Die finanziellen Schwierigkeiten der Boulevardzeitung mit einer verkauften Auflage von rund 100 000 Exemplaren waren waren seit längerem bekannt. In München buhlen gleich mehrere Boulevardzeitungen um die Gunst der Leser: neben der AZ auch die „tz“, die zur Ippen-Gruppe gehört, und die „Bild“-Zeitung mit eigenem Regionalteil. Zum Verlag Die Abendzeitung gehörte früher auch die „Abendzeitung Nürnberg“, die 2010 vom Telefonbuch-Verleger Gunther Oschmann gekauft wurde und 2012 nach 93 Jahren eingestellt wurde.

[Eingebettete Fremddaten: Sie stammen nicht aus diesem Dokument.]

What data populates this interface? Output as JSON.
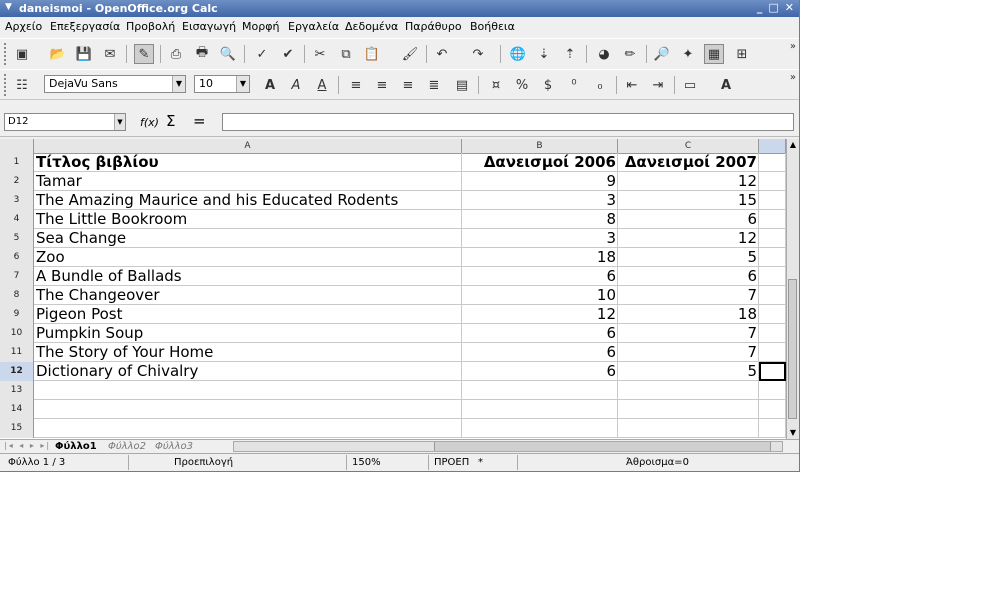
{
  "window": {
    "title": "daneismoi - OpenOffice.org Calc"
  },
  "menu": [
    "Αρχείο",
    "Επεξεργασία",
    "Προβολή",
    "Εισαγωγή",
    "Μορφή",
    "Εργαλεία",
    "Δεδομένα",
    "Παράθυρο",
    "Βοήθεια"
  ],
  "formatting": {
    "font_name": "DejaVu Sans",
    "font_size": "10"
  },
  "formula_bar": {
    "cell_ref": "D12",
    "content": ""
  },
  "columns": [
    "A",
    "B",
    "C"
  ],
  "header_row": {
    "a": "Τίτλος βιβλίου",
    "b": "Δανεισμοί 2006",
    "c": "Δανεισμοί 2007"
  },
  "rows": [
    {
      "title": "Tamar",
      "y2006": "9",
      "y2007": "12"
    },
    {
      "title": "The Amazing Maurice and his Educated Rodents",
      "y2006": "3",
      "y2007": "15"
    },
    {
      "title": "The Little Bookroom",
      "y2006": "8",
      "y2007": "6"
    },
    {
      "title": "Sea Change",
      "y2006": "3",
      "y2007": "12"
    },
    {
      "title": "Zoo",
      "y2006": "18",
      "y2007": "5"
    },
    {
      "title": "A Bundle of Ballads",
      "y2006": "6",
      "y2007": "6"
    },
    {
      "title": "The Changeover",
      "y2006": "10",
      "y2007": "7"
    },
    {
      "title": "Pigeon Post",
      "y2006": "12",
      "y2007": "18"
    },
    {
      "title": "Pumpkin Soup",
      "y2006": "6",
      "y2007": "7"
    },
    {
      "title": "The Story of Your Home",
      "y2006": "6",
      "y2007": "7"
    },
    {
      "title": "Dictionary of Chivalry",
      "y2006": "6",
      "y2007": "5"
    }
  ],
  "row_numbers": [
    "1",
    "2",
    "3",
    "4",
    "5",
    "6",
    "7",
    "8",
    "9",
    "10",
    "11",
    "12",
    "13",
    "14",
    "15"
  ],
  "sheets": [
    "Φύλλο1",
    "Φύλλο2",
    "Φύλλο3"
  ],
  "status": {
    "sheet": "Φύλλο 1 / 3",
    "page_style": "Προεπιλογή",
    "zoom": "150%",
    "mode": "ΠΡΟΕΠ",
    "modified": "*",
    "sum": "Άθροισμα=0"
  }
}
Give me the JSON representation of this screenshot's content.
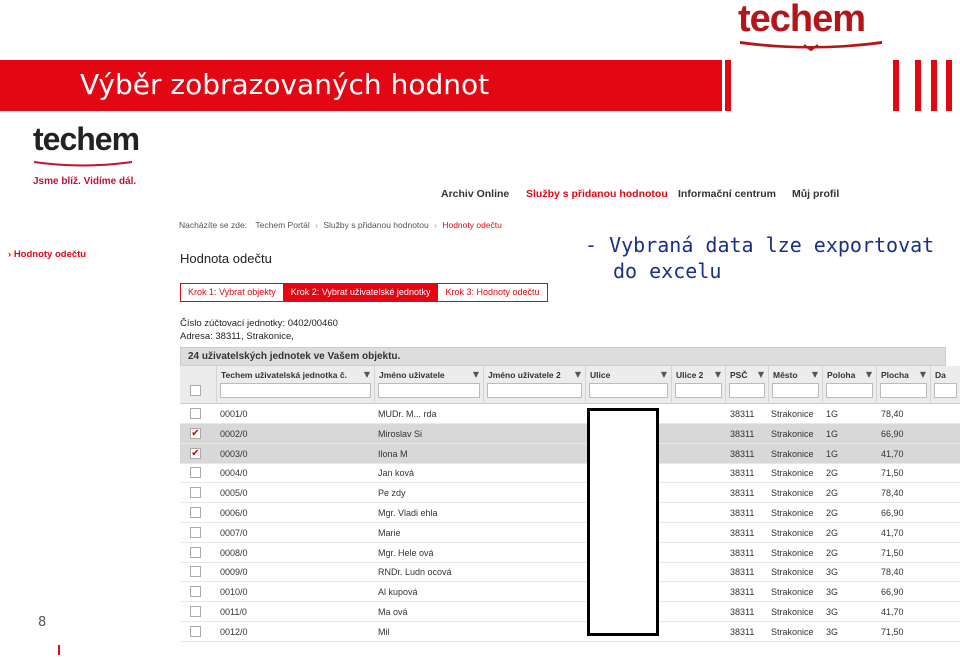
{
  "logo_top": {
    "wordmark": "techem"
  },
  "banner": {
    "title": "Výběr zobrazovaných hodnot"
  },
  "logo_left": {
    "wordmark": "techem",
    "tagline": "Jsme blíž. Vidíme dál."
  },
  "topnav": [
    {
      "label": "Archiv Online",
      "active": false
    },
    {
      "label": "Služby s přidanou hodnotou",
      "active": true
    },
    {
      "label": "Informační centrum",
      "active": false
    },
    {
      "label": "Můj profil",
      "active": false
    }
  ],
  "breadcrumb": {
    "prefix": "Nacházíte se zde:",
    "items": [
      "Techem Portál",
      "Služby s přidanou hodnotou",
      "Hodnoty odečtu"
    ]
  },
  "sidebar": {
    "link": "Hodnoty odečtu"
  },
  "page_title": "Hodnota odečtu",
  "steps": [
    {
      "label": "Krok 1: Vybrat objekty",
      "active": false
    },
    {
      "label": "Krok 2: Vybrat uživatelské jednotky",
      "active": true
    },
    {
      "label": "Krok 3: Hodnoty odečtu",
      "active": false
    }
  ],
  "info": {
    "account": "Číslo zúčtovací jednotky: 0402/00460",
    "address": "Adresa: 38311, Strakonice,"
  },
  "note": {
    "line1": "-  Vybraná data lze exportovat",
    "line2": "do excelu"
  },
  "grid": {
    "title": "24 uživatelských jednotek ve Vašem objektu.",
    "columns": [
      "Techem uživatelská jednotka č.",
      "Jméno uživatele",
      "Jméno uživatele 2",
      "Ulice",
      "Ulice 2",
      "PSČ",
      "Město",
      "Poloha",
      "Plocha",
      "Da"
    ],
    "rows": [
      {
        "checked": false,
        "unit": "0001/0",
        "name": "MUDr. M...     rda",
        "psc": "38311",
        "city": "Strakonice",
        "pos": "1G",
        "area": "78,40"
      },
      {
        "checked": true,
        "unit": "0002/0",
        "name": "Miroslav Si",
        "psc": "38311",
        "city": "Strakonice",
        "pos": "1G",
        "area": "66,90"
      },
      {
        "checked": true,
        "unit": "0003/0",
        "name": "Ilona M",
        "psc": "38311",
        "city": "Strakonice",
        "pos": "1G",
        "area": "41,70"
      },
      {
        "checked": false,
        "unit": "0004/0",
        "name": "Jan      ková",
        "psc": "38311",
        "city": "Strakonice",
        "pos": "2G",
        "area": "71,50"
      },
      {
        "checked": false,
        "unit": "0005/0",
        "name": "Pe           zdy",
        "psc": "38311",
        "city": "Strakonice",
        "pos": "2G",
        "area": "78,40"
      },
      {
        "checked": false,
        "unit": "0006/0",
        "name": "Mgr. Vladi        ehla",
        "psc": "38311",
        "city": "Strakonice",
        "pos": "2G",
        "area": "66,90"
      },
      {
        "checked": false,
        "unit": "0007/0",
        "name": "Marie",
        "psc": "38311",
        "city": "Strakonice",
        "pos": "2G",
        "area": "41,70"
      },
      {
        "checked": false,
        "unit": "0008/0",
        "name": "Mgr. Hele          ová",
        "psc": "38311",
        "city": "Strakonice",
        "pos": "2G",
        "area": "71,50"
      },
      {
        "checked": false,
        "unit": "0009/0",
        "name": "RNDr. Ludn          ocová",
        "psc": "38311",
        "city": "Strakonice",
        "pos": "3G",
        "area": "78,40"
      },
      {
        "checked": false,
        "unit": "0010/0",
        "name": "Al              kupová",
        "psc": "38311",
        "city": "Strakonice",
        "pos": "3G",
        "area": "66,90"
      },
      {
        "checked": false,
        "unit": "0011/0",
        "name": "Ma           ová",
        "psc": "38311",
        "city": "Strakonice",
        "pos": "3G",
        "area": "41,70"
      },
      {
        "checked": false,
        "unit": "0012/0",
        "name": "Mil",
        "psc": "38311",
        "city": "Strakonice",
        "pos": "3G",
        "area": "71,50"
      }
    ]
  },
  "slide_number": "8",
  "colors": {
    "brand_red": "#e30613",
    "note_blue": "#1a2f8a"
  }
}
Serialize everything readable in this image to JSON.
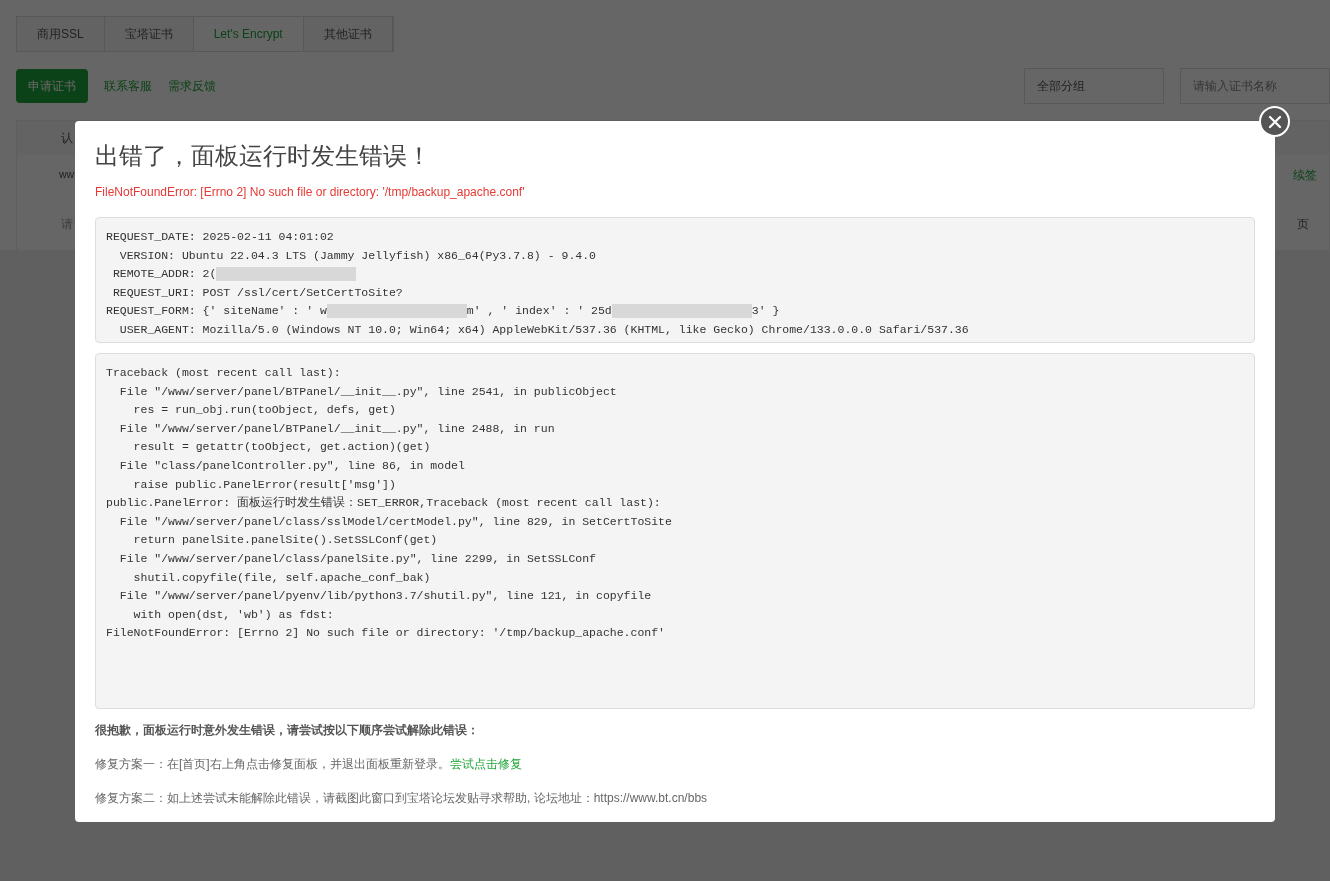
{
  "background": {
    "tabs": [
      {
        "label": "商用SSL",
        "selected": false
      },
      {
        "label": "宝塔证书",
        "selected": false
      },
      {
        "label": "Let's Encrypt",
        "selected": true
      },
      {
        "label": "其他证书",
        "selected": false
      }
    ],
    "apply_button": "申请证书",
    "contact_link": "联系客服",
    "feedback_link": "需求反馈",
    "group_select": "全部分组",
    "search": {
      "placeholder": "请输入证书名称"
    },
    "table_header": "认",
    "row_text": "ww",
    "renew_link": "续签",
    "footer_field": "请",
    "pager_text": "页"
  },
  "dialog": {
    "title": "出错了，面板运行时发生错误！",
    "error": "FileNotFoundError: [Errno 2] No such file or directory: '/tmp/backup_apache.conf'",
    "request_info": [
      [
        {
          "kind": "text",
          "text": "REQUEST_DATE: 2025-02-11 04:01:02"
        }
      ],
      [
        {
          "kind": "text",
          "text": "  VERSION: Ubuntu 22.04.3 LTS (Jammy Jellyfish) x86_64(Py3.7.8) - 9.4.0"
        }
      ],
      [
        {
          "kind": "text",
          "text": " REMOTE_ADDR: 2("
        },
        {
          "kind": "redacted"
        }
      ],
      [
        {
          "kind": "text",
          "text": " REQUEST_URI: POST /ssl/cert/SetCertToSite?"
        }
      ],
      [
        {
          "kind": "text",
          "text": "REQUEST_FORM: {' siteName' : ' w"
        },
        {
          "kind": "redacted"
        },
        {
          "kind": "text",
          "text": "m' , ' index' : ' 25d"
        },
        {
          "kind": "redacted"
        },
        {
          "kind": "text",
          "text": "3' }"
        }
      ],
      [
        {
          "kind": "text",
          "text": "  USER_AGENT: Mozilla/5.0 (Windows NT 10.0; Win64; x64) AppleWebKit/537.36 (KHTML, like Gecko) Chrome/133.0.0.0 Safari/537.36"
        }
      ]
    ],
    "traceback": [
      "Traceback (most recent call last):",
      "  File \"/www/server/panel/BTPanel/__init__.py\", line 2541, in publicObject",
      "    res = run_obj.run(toObject, defs, get)",
      "  File \"/www/server/panel/BTPanel/__init__.py\", line 2488, in run",
      "    result = getattr(toObject, get.action)(get)",
      "  File \"class/panelController.py\", line 86, in model",
      "    raise public.PanelError(result['msg'])",
      "public.PanelError: 面板运行时发生错误：SET_ERROR,Traceback (most recent call last):",
      "  File \"/www/server/panel/class/sslModel/certModel.py\", line 829, in SetCertToSite",
      "    return panelSite.panelSite().SetSSLConf(get)",
      "  File \"/www/server/panel/class/panelSite.py\", line 2299, in SetSSLConf",
      "    shutil.copyfile(file, self.apache_conf_bak)",
      "  File \"/www/server/panel/pyenv/lib/python3.7/shutil.py\", line 121, in copyfile",
      "    with open(dst, 'wb') as fdst:",
      "FileNotFoundError: [Errno 2] No such file or directory: '/tmp/backup_apache.conf'"
    ],
    "apology": "很抱歉，面板运行时意外发生错误，请尝试按以下顺序尝试解除此错误：",
    "fix_one": "修复方案一：在[首页]右上角点击修复面板，并退出面板重新登录。",
    "fix_one_link": "尝试点击修复",
    "fix_two": "修复方案二：如上述尝试未能解除此错误，请截图此窗口到宝塔论坛发贴寻求帮助, 论坛地址：https://www.bt.cn/bbs"
  }
}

Die Zeitungslandschaft in Deutschland hatte zuletzt einige Hiobsbotschaften mit Schließungen, Arbeitsplatzabbau oder Umstrukturierungen zu verkraften. 2012 meldete Anfang November die traditionsreiche „Frankfurter Rundschau“ („FR“) Insolvenz an. Wenig später erschien die angesehene, aber chronisch defizitäre „Financial Times Deutschland“ („FTD“) letztmals. Die „FR“ wurde schließlich von der „Frankfurter Allgemeine Zeitung“ GmbH („FAZ“) und der Frankfurter Societät GmbH übernommen.

Kommentare (4)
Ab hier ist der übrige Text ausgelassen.